One of the most exciting adventures in history-telling today is Lin-Manuel Miranda’s award-winning Broadway musical, “Hamilton.” This rap drama reminds viewers history is based on people’s stories that should be told, analyzed and presented.
America’s founders in Miranda’s creative retelling of the Revolution and its aftermath are obsessed with their own stories and how they will be remembered. The show ends with the entire company singing “Who Lives, Who Dies, Who Tells Your Story?”
The reason I like oral history so much is because it allows people to tell their own stories-“the good people” whom our nation’s founders evoked in the Declaration of Independence and the Constitution.
The answer to George Washington’s question asked in Miranda’s compelling words is that we all should get to tell our own stories. That is what oral history is all about.
“The Oral History of the University of La Verne,” a segment of which Bryan Best’s and my Honors Colloquium class presents each Monday night during the university’s 125th academic year, is rooted in the oral histories of more than 200 people recorded over the last three years.
“All politics is local,” House Speaker Eugene “Tip” O’Neill emphasized, but “all history is local, too,” and these oral histories and the university’s oral history which will be woven from them will become a small, but significant part of our nation’s historical archives.
History is always the story of people. The challenge is to take the stories of individuals and meld a meaningful story of a People.
The Honors class will be hard pressed merely to weld them into the story of an institution. Come see it!

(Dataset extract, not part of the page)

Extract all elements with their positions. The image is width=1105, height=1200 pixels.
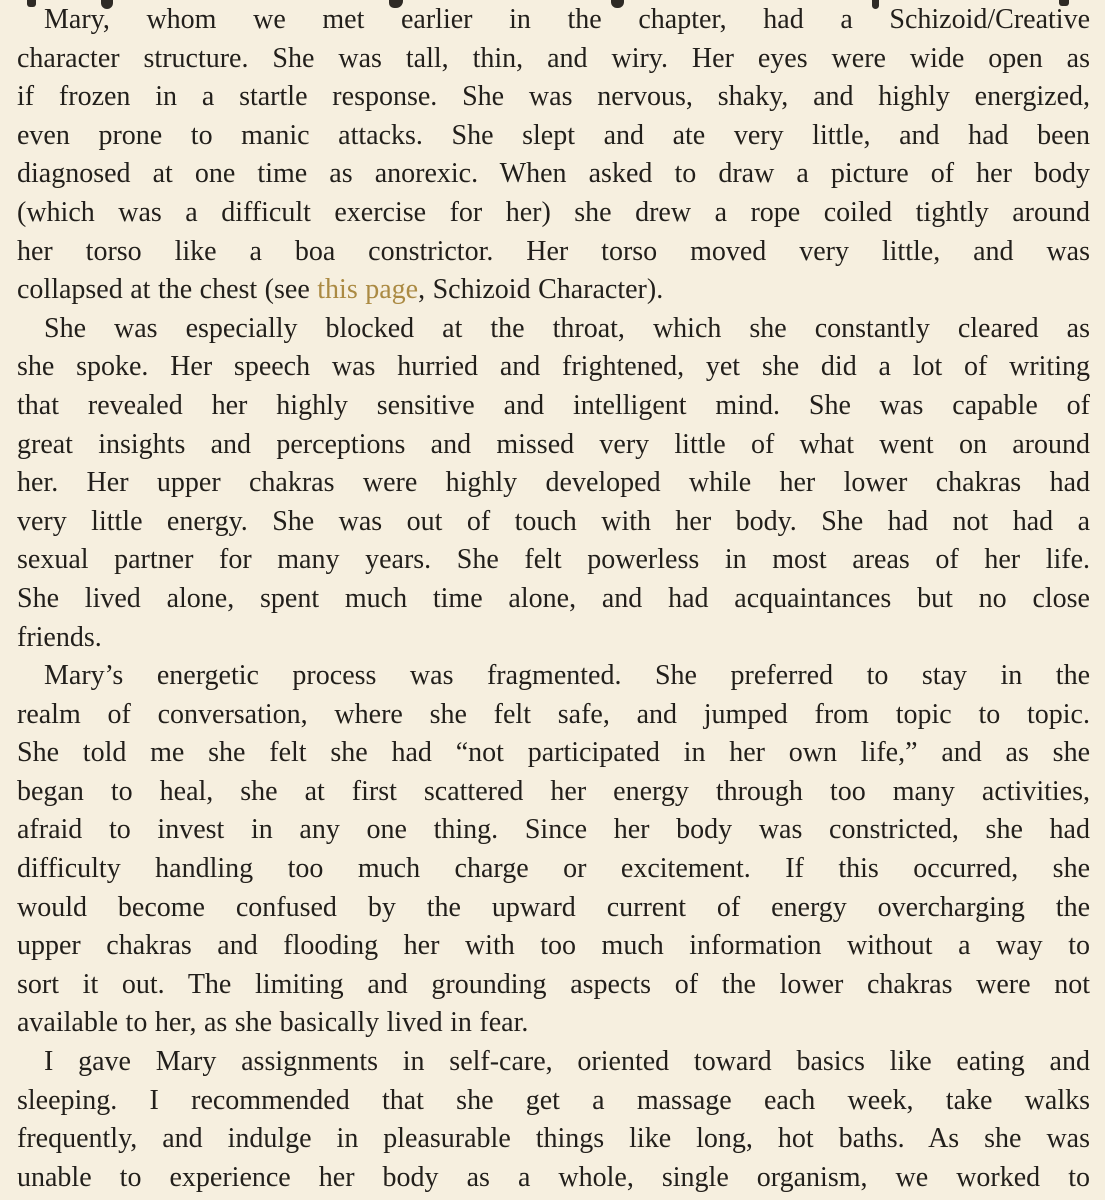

Historians depend upon primary sources-documents, memoirs, and other words and artifacts by people who actually participated in the events being told. My teaching has always focused on these primary sources, and my class this fall will be no exception.
My own writing is grounded in primary sources too, including my current manuscript, “The San Gabriel Watershed and Climate Change, 1542-2042.” It also draws upon oral histories.
Of course, both my research and that of the Honors Colloquium depend upon much more than oral history. Nevertheless, the more available, the richer the story fabric will become.